When asked how often consumers took the following actions as a direct result of receiving permission-based email from a CPG company, on a four-point scale, the survey revealed that:
91% of respondents downloaded or printed a coupon;
81% clicked on a link in an email to learn more;
76% tried a new product for the first time;
75% read company or brand content;
67% researched retail locations that carry the product;
66% ordered a product sample;? 65% shared a coupon or forwarded the email;
65% purchased the product online;? 34% typed or copied a URL directly into their browser.
Favourable word of mouth beats everything else
But each detractor costs 1.3 new customers
In an unfavourable economic climate, companies must focus on creating positive word-of-mouth (WoM), according to the findings of a Net Promoter-based study into the B2C wireless market by Satmetrix. The study examined the financial impact of both positive and negative WoM, and highlighted the impact that customer loyalty and WoM can have on a company’s brand and bottom line.
The study was based on the Net Promoter Economic Framework, which determines total customer value based on buyer and referral behaviours of ‘promoters’ (customers who are likely to recommend the company or its products) and ‘detractors’ (customers who are unlikely to recommend the company or its products). For the study, ‘buyer economics’ refers to how much a customer spends over a given period of time, and ‘referral economics’ refers to the amount of new business that is gained or lost as a result of the customer telling others about their experience.
The Impact of Word of Mouth’ study discovered that each promoter was worth approximately US$1,700 and accounted for approximately one-half of a new customer acquired through positive word-of-mouth.By comparison, each detractor accounted for the loss of 1.3 new customers through negative word-of-mouth.

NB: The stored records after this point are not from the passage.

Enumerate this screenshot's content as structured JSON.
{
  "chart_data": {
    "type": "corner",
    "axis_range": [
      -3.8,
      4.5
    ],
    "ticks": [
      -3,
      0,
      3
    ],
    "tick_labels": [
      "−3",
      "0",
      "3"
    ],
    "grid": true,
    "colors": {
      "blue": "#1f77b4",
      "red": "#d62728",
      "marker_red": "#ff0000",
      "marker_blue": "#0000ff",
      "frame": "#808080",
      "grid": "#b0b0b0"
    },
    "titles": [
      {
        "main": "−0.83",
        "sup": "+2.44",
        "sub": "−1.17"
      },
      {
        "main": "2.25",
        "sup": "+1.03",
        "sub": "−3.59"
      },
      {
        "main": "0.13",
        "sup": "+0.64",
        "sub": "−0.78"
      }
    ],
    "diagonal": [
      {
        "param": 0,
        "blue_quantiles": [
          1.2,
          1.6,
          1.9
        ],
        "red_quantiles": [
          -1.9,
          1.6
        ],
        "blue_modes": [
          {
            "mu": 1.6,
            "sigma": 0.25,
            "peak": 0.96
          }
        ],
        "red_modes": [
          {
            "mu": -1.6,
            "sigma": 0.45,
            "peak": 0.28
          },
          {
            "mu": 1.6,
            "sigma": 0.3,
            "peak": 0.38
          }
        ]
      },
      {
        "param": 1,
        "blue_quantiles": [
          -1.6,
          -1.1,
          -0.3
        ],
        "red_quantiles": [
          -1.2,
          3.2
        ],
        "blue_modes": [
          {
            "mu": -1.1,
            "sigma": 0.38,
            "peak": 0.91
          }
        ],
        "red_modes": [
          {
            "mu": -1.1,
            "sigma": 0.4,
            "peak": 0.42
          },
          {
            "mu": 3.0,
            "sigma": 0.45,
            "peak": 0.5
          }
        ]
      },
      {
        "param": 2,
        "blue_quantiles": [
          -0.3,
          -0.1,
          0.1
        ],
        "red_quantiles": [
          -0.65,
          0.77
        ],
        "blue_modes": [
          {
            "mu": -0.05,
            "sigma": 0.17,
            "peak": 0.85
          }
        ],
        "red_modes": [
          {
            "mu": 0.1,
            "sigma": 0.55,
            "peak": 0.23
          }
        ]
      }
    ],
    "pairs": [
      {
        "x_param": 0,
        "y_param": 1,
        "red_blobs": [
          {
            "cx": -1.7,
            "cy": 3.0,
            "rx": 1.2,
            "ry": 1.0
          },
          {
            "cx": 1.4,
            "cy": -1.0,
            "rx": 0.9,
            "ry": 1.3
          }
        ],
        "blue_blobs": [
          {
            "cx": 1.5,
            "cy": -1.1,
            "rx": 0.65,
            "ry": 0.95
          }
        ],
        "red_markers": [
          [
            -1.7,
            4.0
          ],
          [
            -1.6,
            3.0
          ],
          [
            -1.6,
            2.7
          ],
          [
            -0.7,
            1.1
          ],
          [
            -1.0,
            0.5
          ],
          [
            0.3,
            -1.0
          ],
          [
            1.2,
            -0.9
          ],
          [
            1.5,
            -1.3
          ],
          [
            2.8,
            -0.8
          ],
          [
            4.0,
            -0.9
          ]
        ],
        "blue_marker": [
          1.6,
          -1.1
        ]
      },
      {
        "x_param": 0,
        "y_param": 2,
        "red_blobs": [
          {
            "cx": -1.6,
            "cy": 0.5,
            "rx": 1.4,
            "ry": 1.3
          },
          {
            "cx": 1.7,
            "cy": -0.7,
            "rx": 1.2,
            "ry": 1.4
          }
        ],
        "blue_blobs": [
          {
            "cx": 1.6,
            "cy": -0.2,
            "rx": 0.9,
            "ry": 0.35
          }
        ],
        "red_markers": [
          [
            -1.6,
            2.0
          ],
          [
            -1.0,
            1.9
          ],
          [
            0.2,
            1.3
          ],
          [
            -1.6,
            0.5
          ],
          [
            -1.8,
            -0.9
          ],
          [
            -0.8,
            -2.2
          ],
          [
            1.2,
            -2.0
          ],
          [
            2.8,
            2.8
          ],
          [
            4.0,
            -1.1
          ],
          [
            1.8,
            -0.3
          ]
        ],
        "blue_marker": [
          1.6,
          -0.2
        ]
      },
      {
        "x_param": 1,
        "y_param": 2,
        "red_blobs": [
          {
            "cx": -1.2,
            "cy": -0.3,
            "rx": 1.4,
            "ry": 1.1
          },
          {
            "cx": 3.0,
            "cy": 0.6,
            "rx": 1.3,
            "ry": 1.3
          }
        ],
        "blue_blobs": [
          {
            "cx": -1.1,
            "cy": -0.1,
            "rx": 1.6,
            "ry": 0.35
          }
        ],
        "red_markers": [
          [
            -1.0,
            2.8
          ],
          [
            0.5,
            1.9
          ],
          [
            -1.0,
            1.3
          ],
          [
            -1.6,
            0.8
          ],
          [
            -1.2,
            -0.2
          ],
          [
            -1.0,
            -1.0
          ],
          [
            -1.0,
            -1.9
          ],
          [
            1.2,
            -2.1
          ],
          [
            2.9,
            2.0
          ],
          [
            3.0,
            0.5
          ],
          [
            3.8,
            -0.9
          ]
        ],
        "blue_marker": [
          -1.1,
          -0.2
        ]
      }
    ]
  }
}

The lost business associated with these negative referrals was found to undo the entire value of the detractor’s own purchase behaviour as well as causing the loss of a further US$300 (so a detractor is worth US$2,000 less than a promoter). “While reported spending did not differ between promoters and detractors, the detractors’ negative behaviour represents a significant hidden cost and a net drain on the bottom line,” explained Dr Vince Nowinksi, director of methodology for Satmetrix. “A company’s ability to take action to increase promoters and reduce detractors has a significant impact on financial performance,” concluded Dr Laura Brooks, vice president of business consulting and methodology for Satmetrix.
“Companies with a business strategy focused on the customer experience tend to enjoy stronger brand affinity, improved customer retention, and increased growth.”